Sexual Health in American Teens
Aside from teenage pregnancy, one of the growing health concerns for the United State’s youth is the rising rate of teens that are becoming infected with a sexual transmitted infection (STI). STI rates are alarming high for the current adolescent population and this afflicted group also happens to be the least informed about the extreme risks that STIs carry. Today’s youth is bombarded with constant pressure to become sexually active at a much younger age then any previous generation and, subsequently, come to believe many falsehoods about what can happen when they practice unsafe and unhealthy sexual behaviors.
This problem is compounded by a public system that tends to practice ineffective means of informing and teaching our youth about proper sexual practices in terms of both safety and making informed, intellectual decisions.
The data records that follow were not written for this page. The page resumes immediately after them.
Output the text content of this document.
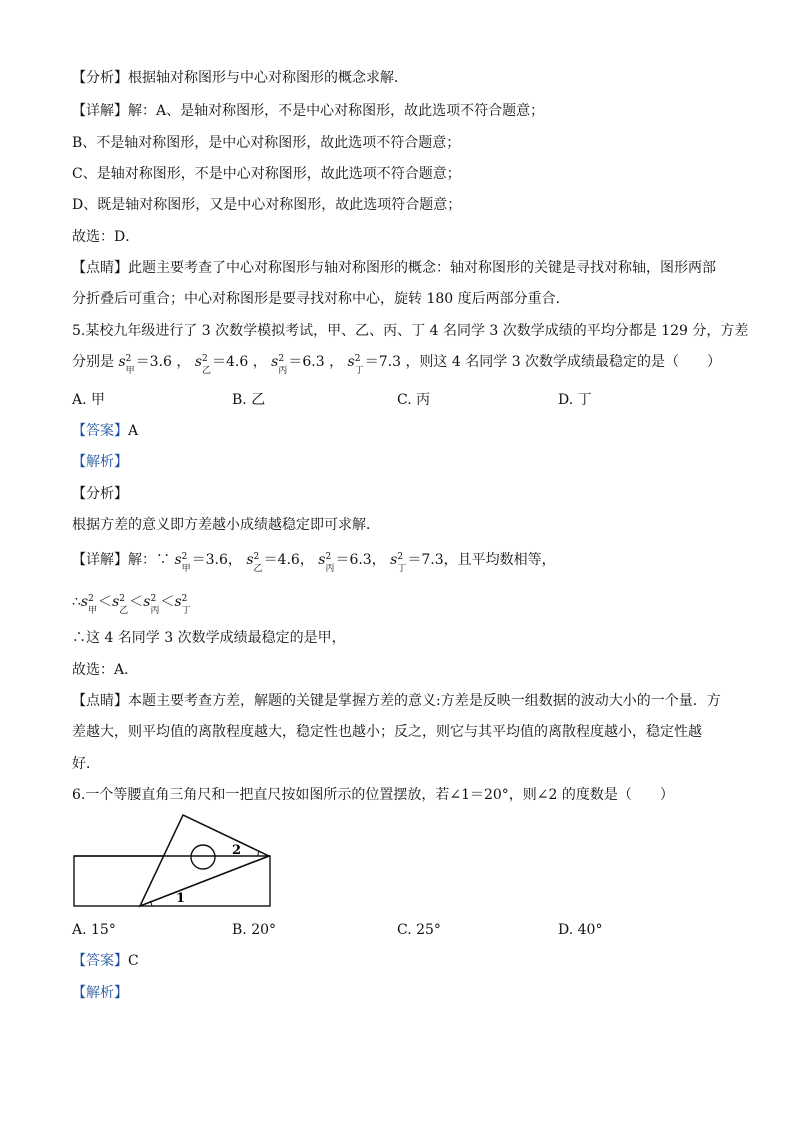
【分析】根据轴对称图形与中心对称图形的概念求解．
【详解】解：A、是轴对称图形，不是中心对称图形，故此选项不符合题意；
B、不是轴对称图形，是中心对称图形，故此选项不符合题意；
C、是轴对称图形，不是中心对称图形，故此选项不符合题意；
D、既是轴对称图形，又是中心对称图形，故此选项符合题意；
故选：D．
【点睛】此题主要考查了中心对称图形与轴对称图形的概念：轴对称图形的关键是寻找对称轴，图形两部
分折叠后可重合；中心对称图形是要寻找对称中心，旋转 180 度后两部分重合．
5.某校九年级进行了 3 次数学模拟考试，甲、乙、丙、丁 4 名同学 3 次数学成绩的平均分都是 129 分，方差
分别是 s 2
甲
＝3.6 ， s 2
乙
＝4.6 ， s 2
丙
＝6.3 ， s 2
丁
＝7.3 ，则这 4 名同学 3 次数学成绩最稳定的是（　　）
A. 甲	B. 乙	C. 丙	D. 丁
【答案】A
【解析】
【分析】
根据方差的意义即方差越小成绩越稳定即可求解．
【详解】解：∵ s 2
甲
＝3.6， s 2
乙
＝4.6， s 2
丙
＝6.3， s 2
丁
＝7.3，且平均数相等，
∴s 2
甲
＜s 2
乙
＜s 2
丙
＜s 2
丁
∴这 4 名同学 3 次数学成绩最稳定的是甲，
故选：A．
【点睛】本题主要考查方差，解题的关键是掌握方差的意义:方差是反映一组数据的波动大小的一个量．方
差越大，则平均值的离散程度越大，稳定性也越小；反之，则它与其平均值的离散程度越小，稳定性越
好．
6.一个等腰直角三角尺和一把直尺按如图所示的位置摆放，若∠1＝20°，则∠2 的度数是（　　）
1
2
A. 15°	B. 20°	C. 25°	D. 40°
【答案】C
【解析】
America’s teen sexual health stance must be shifted to accommodate the modern pressures, myths, and realities of the pressures and dangers that the new generation is facing in terms of becoming sexually active and living a healthy and conscientious sexual lifestyle in order to protect the youth from continuing to see such a high rate of STI contraction and transmission.
STI Health Issues
From a statistical point of view, STIs are one of the most dangerous and prevalent health issues that face our youth currently. According to the Huffington Post, as many as 1 in 4 teens that are sexually active have a form of an STI (Tanner). What is even more problematic is that of those that were surveyed, only half of the females that were surveyed acknowledged that they were actually engaging in sexual intercourse. This reveals a fundamental problem that our society has in labeling what falls under the category of sexual actions. Because our society has taken a stance of promoting abstinence and denial of explaining to our children what constitutes sexual activity, the youth tends to have varying descriptions of what sexual activities include.
Many of our youth only consider vaginal intercourse as sexual intercourse and will not qualify oral sex or other activities under the definition, whereas others will consider oral sex and other such sexual activities as being a part of sexual intercourse. With these varying levels of what constitutes intercourse, our youth is actually showing that they are confused about the very nature of what is considered being sexually active; a problem such as this falls at the feet of the adult population. This misconception of what is considered to be sexual intercourse is one of the key reasons that the youth of America is the largest group to be effected by STIs yearly.
According to the Center for Disease Control,“nearly half of the 19 million new STDs each year are among young people aged 15-24 years” (CDC).
The reality of the situation is that more and more young people are having sexual intercourse and as a result are becoming exposed to STIs. Data shows that
- 47.4% of high school students have admitted to being sexually active
- 40% do not use condoms as a means of sexual protection
- 77% do not use birth control pills for pregnancy protection (CDC).
With such a large proportion of the sexually active community for this group not using a means of sexual protection, it comes as no real shock as to why this particular group is seeing such a high rate of STI contraction and transmission.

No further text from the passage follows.